I shoot everything in MANUAL mode:
Apexture: I set it manually, and change for each shot. Bigger f number = greater Depth of Field, but images get darker as the aperture gets smaller.
I try and maintain an aperture of at least f11 to f16.
The bigger the f-number the more of your image is in focus (ie greater DOF).
Shutter Speed: I try and use at least 1/80 to 1/100. The bigger the number the faster image is captured and the less likely there will be blur and out of focus images.
ISO: is the sensitivity; I use typically ISO 600-800; modern DSLR's can go so much higher (like ISO 3200, before severe digital noise creeps in). The bigger the ISO, the faster the shutter speed and great the f-number you can use.

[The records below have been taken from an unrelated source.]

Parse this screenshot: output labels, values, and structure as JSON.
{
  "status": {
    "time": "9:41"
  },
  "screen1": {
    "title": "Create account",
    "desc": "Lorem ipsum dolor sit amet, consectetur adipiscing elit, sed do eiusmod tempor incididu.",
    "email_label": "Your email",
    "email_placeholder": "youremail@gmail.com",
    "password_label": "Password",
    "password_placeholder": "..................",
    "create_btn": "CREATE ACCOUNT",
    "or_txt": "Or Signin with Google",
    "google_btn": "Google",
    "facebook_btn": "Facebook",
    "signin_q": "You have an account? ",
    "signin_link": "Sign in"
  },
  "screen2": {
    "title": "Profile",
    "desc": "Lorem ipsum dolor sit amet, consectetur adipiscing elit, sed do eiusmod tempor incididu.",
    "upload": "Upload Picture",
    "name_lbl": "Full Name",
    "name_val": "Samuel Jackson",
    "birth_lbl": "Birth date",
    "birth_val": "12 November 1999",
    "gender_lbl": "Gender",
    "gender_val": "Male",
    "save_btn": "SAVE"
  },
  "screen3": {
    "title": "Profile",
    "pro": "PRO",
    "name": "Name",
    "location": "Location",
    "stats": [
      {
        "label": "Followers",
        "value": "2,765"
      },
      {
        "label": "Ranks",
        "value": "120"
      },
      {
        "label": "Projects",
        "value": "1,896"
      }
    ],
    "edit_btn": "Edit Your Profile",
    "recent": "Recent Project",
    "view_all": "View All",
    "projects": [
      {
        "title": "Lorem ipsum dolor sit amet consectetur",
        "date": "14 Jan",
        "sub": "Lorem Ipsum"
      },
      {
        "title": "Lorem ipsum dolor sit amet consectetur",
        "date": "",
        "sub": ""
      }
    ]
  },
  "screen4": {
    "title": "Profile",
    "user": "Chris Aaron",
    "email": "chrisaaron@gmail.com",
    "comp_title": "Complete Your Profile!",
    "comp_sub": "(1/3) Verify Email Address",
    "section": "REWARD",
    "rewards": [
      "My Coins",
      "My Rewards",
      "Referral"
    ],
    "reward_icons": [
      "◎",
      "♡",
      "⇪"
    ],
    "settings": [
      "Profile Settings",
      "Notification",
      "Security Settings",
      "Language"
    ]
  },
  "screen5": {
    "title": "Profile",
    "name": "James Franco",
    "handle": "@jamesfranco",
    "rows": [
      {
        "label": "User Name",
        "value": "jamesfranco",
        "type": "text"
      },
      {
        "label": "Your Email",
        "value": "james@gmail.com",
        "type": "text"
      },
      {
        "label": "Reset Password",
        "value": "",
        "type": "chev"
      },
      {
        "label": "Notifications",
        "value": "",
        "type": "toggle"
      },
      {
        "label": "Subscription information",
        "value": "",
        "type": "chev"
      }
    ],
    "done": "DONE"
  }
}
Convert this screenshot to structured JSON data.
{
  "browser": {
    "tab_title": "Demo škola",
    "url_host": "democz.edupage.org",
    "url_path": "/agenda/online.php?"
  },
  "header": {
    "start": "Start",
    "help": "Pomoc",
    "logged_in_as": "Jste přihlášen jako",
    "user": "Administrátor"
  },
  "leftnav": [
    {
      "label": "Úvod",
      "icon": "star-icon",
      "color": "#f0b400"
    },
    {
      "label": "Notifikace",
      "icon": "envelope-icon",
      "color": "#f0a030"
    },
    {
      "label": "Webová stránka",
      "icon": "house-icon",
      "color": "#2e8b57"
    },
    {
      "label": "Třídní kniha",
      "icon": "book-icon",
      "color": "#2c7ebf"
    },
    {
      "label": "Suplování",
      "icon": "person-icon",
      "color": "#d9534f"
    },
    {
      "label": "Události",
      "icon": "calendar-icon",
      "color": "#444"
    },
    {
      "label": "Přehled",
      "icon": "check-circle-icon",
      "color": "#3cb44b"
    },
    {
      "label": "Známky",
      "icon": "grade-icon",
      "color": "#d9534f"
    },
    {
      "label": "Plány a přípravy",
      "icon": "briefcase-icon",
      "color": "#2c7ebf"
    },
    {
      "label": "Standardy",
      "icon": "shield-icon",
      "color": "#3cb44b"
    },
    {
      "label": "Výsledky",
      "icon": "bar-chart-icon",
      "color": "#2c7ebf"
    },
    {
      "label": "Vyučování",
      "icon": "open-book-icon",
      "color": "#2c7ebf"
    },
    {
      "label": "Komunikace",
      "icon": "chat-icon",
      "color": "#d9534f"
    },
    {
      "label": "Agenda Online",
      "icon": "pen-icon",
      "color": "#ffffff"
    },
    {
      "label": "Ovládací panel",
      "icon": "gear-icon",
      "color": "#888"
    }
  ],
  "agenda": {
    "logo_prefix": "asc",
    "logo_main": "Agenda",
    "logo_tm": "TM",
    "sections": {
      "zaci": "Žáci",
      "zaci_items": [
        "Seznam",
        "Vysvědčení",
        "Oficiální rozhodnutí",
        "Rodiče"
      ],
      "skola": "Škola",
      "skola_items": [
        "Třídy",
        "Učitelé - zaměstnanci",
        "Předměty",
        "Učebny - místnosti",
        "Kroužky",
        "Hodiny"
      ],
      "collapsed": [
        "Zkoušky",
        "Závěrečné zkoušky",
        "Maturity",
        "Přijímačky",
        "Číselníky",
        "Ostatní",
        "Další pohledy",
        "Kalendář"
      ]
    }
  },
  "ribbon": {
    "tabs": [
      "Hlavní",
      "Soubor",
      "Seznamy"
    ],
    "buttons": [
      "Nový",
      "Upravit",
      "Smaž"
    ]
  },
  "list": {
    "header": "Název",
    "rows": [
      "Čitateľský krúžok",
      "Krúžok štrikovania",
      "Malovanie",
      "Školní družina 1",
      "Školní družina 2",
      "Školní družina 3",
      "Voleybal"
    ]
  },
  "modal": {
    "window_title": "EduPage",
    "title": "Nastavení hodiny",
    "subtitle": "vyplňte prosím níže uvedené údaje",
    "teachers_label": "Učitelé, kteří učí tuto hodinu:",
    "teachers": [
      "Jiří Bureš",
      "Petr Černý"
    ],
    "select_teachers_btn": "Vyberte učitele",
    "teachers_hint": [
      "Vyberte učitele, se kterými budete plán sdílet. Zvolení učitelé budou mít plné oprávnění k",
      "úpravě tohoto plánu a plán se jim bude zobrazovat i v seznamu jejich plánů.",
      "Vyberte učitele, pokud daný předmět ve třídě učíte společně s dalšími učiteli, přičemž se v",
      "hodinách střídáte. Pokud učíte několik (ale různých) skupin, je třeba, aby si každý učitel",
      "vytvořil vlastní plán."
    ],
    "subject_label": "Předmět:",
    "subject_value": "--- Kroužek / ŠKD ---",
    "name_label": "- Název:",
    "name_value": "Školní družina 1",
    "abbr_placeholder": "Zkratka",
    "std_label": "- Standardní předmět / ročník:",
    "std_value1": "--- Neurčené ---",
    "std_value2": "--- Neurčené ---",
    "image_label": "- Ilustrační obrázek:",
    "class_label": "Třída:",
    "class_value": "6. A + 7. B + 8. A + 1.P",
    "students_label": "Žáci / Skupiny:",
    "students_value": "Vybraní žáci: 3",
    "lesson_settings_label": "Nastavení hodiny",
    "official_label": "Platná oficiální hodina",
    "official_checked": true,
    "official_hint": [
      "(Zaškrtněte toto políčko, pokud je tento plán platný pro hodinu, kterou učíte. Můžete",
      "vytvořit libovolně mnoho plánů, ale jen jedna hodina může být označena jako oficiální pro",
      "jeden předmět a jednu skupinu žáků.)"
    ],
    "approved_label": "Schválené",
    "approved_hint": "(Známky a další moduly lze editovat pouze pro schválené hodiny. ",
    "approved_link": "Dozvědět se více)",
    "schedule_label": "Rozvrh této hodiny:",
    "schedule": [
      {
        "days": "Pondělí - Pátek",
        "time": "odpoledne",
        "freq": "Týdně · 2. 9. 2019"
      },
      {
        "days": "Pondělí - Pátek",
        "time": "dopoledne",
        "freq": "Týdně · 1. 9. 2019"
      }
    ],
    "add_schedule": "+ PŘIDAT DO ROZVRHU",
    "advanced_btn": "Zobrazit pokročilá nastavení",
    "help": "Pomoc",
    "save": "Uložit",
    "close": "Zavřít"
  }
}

White Balance: Most of us reefkeepers have difficulty dealing with this aspect of photography. Older equipment and AUTO settings does NOT allow the camera to deal with the BLUE end of the light hitting the camera sensor. Once you figure out how to set the
White Balance for your camera, the images become much better.
Setting your camera to a high K value allow most cameras to deal with our tank lighting:
Example of good and bad White Balance. The effect is very severe with tank photography.
I use a Nikon D70 camera which is around 12 years old, despite that I use the camera to the best of its ability to capture coral images with good colour representation. My camera has a CUSTOM White Balance Reading button. Basically you shoot at a section of your tank which best represent neutral gray. That means I take a custom shot of an area of the tank which has majority white eg sand works well. Or I might shoot half at my cabinet which is white and half of the frame if of the display.
I would highly recommend learning the individual settings for white balance for your camera.
Alternative to White Balance; use RAW: Most modern camera can take a photo in auto white balance, but retain all the colour info within the image. So within software you can choose the "K" setting. Ie setting to a 10K+ within the RAW converter software will reduce most of the blue.
Tank Lights:
I try and take all my photos during the PEAK period when the light is at its most white setting.
I have come to find the following the best for tank photography and coral colours:
T5: a mix of 2/4 White tubes, 1/4 Actinic and 1/4 Blue
LED: Blue channels at 100% and white channel at 50%
With my Pacific Sun light unit, there are no White LED's, but it has Blue, Cyan, Green, Red etc etc hence gives the appearance of white light. With my ATI unit I find setting as described above gives a 14-20K look and the camera deals with the overall BLUE look quite fine.
Quality of images:
My camera is old and only 6MP. But it is the lens which provides the nice, clear and sharp images.
To a certain point, a high quality lens on a standard DSLR will produce better images than a crappy lens on an expensive camera.
I use the Tamron 90mm Macro lens which is excellent quality in terms of images it produces:
Examples from mnaufacturer website:
http://www.tamron.eu/uk/lenses/sp-af-90mm-f28-di-macro-11/
Also, your tank is making me question wether to abandon my ca reactor (which I have used for 15 years..) and go fauna Marin balling...
Dont. If it weren't for the upfront cost of setting one up, I'd have switched a long time ago. I am a member on at least 15 different USA/Canadian/Aussie/Brit reef forums; I've read 100's of build threads. IMO Ca reactors are better. My buddy Ahmed runs an ATI LED Powermodule with a DaStaco Ca reactor; the SPS colours are as good as any Radium light system.
GFO + excessive GAC use is VERY counter productive to SPS colours. Limit their use as much as possible.
I dose using the FM Balling system, but use the trace elements because I feel they help. A Ca reactor provides all of this. FM Balling system can get very costly for large size tanks as well.
My feeling is: Ca reactor or 2/3 part with trace + lots of fish + lots of food + stable parameters + decent light = colouful SPS.
This is what you achieved before.
Run your current system the same way. I see an AMAZING system. Lots of colourful corals. Lots of fish. I bet you didnt strip the nutrients. Or run excessive amounts of GFO and GAC. Your old system either matches of betters many TOTM's. I seriously mean that. Just stick with basics and do what you are already good at.